Though the lows are fully explored, Come Inside My Mind's goal isn't to challenge or shake up anyone's perception of him. This is a fully loving, intimate journey through his personality.
Even before the title flashes on screen there is footage from all the following sources: Inside the Actor's Studio, an appearance on David Letterman, stand-up from what appears to be a different late night talk show, Awakenings, and Whose Line Is It Anyway?. The breadth of his appearances on television and in films really drives home just how ubiquitous he was. And that's ignoring all the headlining credits one would first mention.
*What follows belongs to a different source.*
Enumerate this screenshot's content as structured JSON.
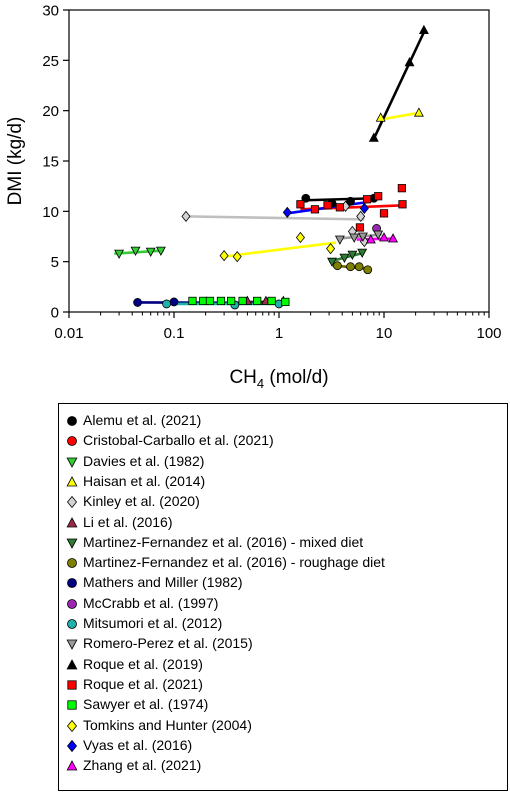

About 13 minutes into Come Inside My Mind and the only voice-over is from Robin Williams from archival footage or interviews he conducted later in his life. It is actually a little disappointing when it shifts to a college friend talking about Robin. Obviously, others' perspectives are so important to building the picture of his life but I began hoping that the film tried for that extra degree of narrative difficulty.
Robin's first wife is a major talking head contributor throughout the film, especially in the period where the main narrative was how many drugs he was doing and how many women he was sleeping with. Interestingly, she doesn't have a bad thing to say about him, even during this period. In a way, that's basically the tone of Come Inside My Mind.
Even when we see Williams in an angry or sad rant, [playfully] antagonizing his co-workers, talking about serious issues, it is always delivered with a positive energy.
Come Inside My Mind is made up of more out-takes than actual footage from his work. We've all seen the films and television he's done so the off-the-cut bits improvising as Genie or using colorful language as Mork is much more interesting. It is these moments that capture Robin's personality and what the film wants to celebrate.
There is more time spent on his Critics' Choice loss for One Hour Photo [in a three-man field where Daniel Day-Lewis and Jack Nicholson tied for the win] than anything involving the Academy Award he won. Watching Williams being brought on the stage by Nicholson and going on a vulgar impersonation of his victor is again more indicative of what Come Inside My Mind chooses to explore.
This marks the second time this year [unofficial count] where Koko the gorilla meets an entertainment icon. Big year for Koko.